Polonius is attempting to help King Claudius, Hamlet's uncle and step-father, ascertain the cause of Hamlet's strange behavior. Though Hamlet's behavior changed with the death of his father and the very quick remarriage of his mother to his uncle, his oddness has deepened in ways that seem inexplicable. They worry that he is going "mad."

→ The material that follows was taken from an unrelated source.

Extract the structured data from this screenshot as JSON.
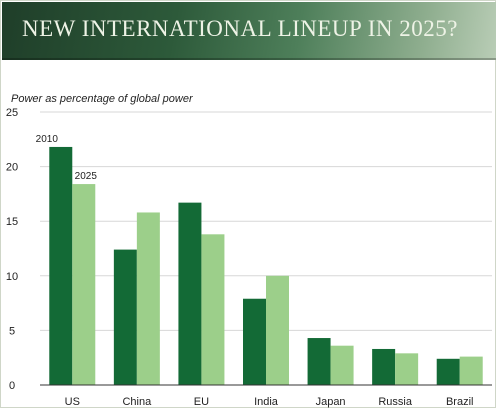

To get to the bottom of this, Polonius and Claudius stage a scene where they can observe an interaction between Hamlet and Polonius's daughter, Ophelia, who used to be in a relationship with Hamlet until Polonius made her break it off. Polonius believes, having heard the two speak together, that "The origin and commencement of his grief / Sprung from neglected love" (3.1.191-192). In an effort to get Hamlet to reveal the cause of his grief, Polonius suggests that they "Let his queen-mother all alone entreat him" to open up to her (3.1.196). He says,
Let her be round with him;
And I'll be placed, so please you, in the ear,
Of all their conference. (3.1.177-179)
Polonius volunteers to hide himself in the room so that he can hear everything that Hamlet says and report it faithfully back to Claudius. He elaborates on this a bit more, later, when he says,
'Tis meet that some more audience than a mother,
Since nature makes them partial, should o'erhear
The speech of vantage. (3.3.34-36)
In other words, since mothers are partial to their children, Gertrude might be naturally inclined to report the conversation to her husband somewhat less faithfully than one who sees Hamlet more objectively. Polonius doesn't imply that she would have any intention to deceive, but, rather, that she would inherently want to protect her son and keep his confidence.